Swimming that way is not only awkward but it makes it hard to feel the water and so develop an effective catch and pull. It can also make you feel like you are out of breath a lot of the time - even when performing steady paced drills. Some swimmers say this tension in the body makes them feel "pumped" in their arms and shoulders.
An alternative strategy is to fight that instinct to be 100% perfect, loosen off a bit and try and swim with 80% perfection instead. Hold back some focus to maintain relaxed fluid movements, moving smoothly through your stroke.
Elite swimmers are extremely good at this - they can keep tone in their body where they need it (e.g. stretching tall through their core, and holding their hands lightly like paddles during the catch and pull).

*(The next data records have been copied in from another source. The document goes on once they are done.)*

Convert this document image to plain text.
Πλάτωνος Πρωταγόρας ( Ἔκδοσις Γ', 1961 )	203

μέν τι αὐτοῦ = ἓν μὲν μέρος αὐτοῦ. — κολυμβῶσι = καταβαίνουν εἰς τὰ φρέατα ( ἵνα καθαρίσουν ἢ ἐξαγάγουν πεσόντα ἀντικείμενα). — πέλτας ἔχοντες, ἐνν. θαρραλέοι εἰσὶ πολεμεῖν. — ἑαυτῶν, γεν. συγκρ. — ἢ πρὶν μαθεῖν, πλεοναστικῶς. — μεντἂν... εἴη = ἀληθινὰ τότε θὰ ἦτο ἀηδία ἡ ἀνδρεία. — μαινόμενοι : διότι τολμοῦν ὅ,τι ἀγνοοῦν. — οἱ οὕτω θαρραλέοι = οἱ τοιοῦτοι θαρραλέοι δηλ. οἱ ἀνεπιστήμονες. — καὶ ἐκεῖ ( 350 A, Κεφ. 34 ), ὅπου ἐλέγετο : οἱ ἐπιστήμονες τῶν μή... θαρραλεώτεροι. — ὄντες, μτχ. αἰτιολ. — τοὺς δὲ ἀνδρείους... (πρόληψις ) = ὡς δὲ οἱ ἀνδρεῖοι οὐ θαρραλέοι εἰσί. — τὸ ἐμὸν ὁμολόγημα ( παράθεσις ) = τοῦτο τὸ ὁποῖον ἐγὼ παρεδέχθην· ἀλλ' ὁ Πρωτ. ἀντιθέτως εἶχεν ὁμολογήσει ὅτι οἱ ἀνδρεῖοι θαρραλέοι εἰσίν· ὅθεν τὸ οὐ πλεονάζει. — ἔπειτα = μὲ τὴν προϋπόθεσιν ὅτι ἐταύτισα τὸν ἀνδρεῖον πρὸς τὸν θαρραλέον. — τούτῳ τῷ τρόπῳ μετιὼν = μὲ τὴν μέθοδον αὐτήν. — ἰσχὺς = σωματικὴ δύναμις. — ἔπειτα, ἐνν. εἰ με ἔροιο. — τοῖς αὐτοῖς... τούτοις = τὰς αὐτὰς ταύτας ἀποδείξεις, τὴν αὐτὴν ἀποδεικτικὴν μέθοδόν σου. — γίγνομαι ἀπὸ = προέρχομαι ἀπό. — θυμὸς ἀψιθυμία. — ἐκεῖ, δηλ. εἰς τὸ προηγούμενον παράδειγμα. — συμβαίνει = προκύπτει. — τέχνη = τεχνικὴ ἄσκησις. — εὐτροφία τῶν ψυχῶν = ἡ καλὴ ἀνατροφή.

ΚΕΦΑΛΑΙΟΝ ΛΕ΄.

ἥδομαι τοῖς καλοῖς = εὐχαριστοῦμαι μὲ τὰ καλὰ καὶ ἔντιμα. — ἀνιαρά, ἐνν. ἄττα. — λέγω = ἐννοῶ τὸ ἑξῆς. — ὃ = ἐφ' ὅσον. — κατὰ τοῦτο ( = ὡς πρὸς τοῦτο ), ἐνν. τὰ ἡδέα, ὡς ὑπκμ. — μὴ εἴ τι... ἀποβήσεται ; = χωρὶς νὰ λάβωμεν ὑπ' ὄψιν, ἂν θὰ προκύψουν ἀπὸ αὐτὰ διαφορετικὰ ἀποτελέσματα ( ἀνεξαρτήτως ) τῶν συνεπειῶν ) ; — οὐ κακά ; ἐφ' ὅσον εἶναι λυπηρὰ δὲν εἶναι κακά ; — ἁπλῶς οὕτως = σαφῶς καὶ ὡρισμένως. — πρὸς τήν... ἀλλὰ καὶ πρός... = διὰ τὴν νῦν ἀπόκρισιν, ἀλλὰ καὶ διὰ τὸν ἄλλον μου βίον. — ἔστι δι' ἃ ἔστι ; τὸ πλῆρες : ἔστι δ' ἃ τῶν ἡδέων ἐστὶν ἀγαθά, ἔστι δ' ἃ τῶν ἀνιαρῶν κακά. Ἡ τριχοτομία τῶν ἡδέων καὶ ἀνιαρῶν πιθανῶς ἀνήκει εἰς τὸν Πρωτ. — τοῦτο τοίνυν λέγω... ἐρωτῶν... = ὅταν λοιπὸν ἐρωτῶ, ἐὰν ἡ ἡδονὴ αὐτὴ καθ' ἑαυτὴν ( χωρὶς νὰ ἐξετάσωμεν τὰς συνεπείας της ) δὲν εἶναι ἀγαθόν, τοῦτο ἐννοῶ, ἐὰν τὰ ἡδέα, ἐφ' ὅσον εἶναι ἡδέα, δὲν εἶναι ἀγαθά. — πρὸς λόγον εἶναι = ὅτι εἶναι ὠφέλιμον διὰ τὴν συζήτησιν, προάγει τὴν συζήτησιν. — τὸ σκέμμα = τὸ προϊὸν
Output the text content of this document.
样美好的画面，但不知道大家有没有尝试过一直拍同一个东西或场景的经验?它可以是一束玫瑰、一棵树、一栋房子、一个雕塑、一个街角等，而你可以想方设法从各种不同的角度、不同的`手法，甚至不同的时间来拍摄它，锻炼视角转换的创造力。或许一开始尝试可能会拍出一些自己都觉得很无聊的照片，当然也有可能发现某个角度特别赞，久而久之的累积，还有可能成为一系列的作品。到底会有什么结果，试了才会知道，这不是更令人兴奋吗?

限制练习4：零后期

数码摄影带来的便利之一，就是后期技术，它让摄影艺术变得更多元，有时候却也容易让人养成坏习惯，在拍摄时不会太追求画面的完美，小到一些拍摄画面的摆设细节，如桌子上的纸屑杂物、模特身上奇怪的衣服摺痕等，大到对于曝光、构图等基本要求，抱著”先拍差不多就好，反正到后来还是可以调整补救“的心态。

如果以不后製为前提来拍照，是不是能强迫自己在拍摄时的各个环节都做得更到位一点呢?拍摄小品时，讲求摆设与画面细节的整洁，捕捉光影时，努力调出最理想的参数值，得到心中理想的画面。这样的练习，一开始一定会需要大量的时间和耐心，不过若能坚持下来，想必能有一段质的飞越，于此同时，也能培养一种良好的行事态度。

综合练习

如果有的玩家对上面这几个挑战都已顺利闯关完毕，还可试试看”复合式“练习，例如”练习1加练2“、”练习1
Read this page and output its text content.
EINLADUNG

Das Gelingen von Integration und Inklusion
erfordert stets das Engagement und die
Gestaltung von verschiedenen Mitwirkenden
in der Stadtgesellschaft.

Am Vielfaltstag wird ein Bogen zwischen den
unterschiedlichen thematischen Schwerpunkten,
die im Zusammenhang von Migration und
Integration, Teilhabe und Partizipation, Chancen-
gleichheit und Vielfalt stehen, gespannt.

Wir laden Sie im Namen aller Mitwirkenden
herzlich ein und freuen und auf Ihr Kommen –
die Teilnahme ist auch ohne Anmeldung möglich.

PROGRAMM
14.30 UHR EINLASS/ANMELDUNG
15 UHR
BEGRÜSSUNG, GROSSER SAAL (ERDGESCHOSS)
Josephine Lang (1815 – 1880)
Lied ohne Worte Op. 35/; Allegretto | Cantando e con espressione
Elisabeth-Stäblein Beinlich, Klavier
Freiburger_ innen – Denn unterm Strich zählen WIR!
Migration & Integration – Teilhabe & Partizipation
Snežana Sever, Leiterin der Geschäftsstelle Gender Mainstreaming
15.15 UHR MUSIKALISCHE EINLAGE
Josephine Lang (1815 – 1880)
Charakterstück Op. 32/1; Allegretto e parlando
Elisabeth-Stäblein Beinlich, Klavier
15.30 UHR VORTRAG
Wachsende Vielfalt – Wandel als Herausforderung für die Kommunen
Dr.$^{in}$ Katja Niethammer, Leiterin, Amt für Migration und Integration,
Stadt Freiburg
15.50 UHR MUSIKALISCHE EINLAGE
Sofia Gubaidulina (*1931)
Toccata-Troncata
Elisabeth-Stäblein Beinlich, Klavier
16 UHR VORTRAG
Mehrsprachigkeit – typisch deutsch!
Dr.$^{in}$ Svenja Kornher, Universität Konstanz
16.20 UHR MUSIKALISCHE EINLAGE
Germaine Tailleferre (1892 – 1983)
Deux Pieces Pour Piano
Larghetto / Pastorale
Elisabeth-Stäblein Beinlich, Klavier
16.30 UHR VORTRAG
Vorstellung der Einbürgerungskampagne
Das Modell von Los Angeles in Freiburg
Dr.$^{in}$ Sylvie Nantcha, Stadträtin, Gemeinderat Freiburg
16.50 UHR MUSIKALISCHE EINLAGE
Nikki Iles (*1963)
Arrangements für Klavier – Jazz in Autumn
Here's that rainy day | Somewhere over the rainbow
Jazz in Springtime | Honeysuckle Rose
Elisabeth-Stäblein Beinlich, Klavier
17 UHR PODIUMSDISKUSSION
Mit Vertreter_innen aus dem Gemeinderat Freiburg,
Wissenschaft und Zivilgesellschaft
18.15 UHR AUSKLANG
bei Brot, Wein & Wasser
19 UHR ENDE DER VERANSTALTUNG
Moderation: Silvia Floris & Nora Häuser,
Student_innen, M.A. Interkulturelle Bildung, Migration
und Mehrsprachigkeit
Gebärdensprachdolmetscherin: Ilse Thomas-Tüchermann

But at the same time they can swim with a relaxed arm recovery, loose shoulders and a light relaxed fluid leg kick. They can even do this whilst racing at maximum effort.
Legendary sprinter Alexander Popov referred to this skill as "relaxation at top speed" and saw it as central to his success as a swimmer.
So try swimming with 80% focus for the next few swim sessions and see how you feel. A good first goal is to simply feel more relaxed, less tense and "gassed" when swimming.
Extreme drive and focus can be a good thing in some sports but when it comes to developing your swimming it may actually be holding you back.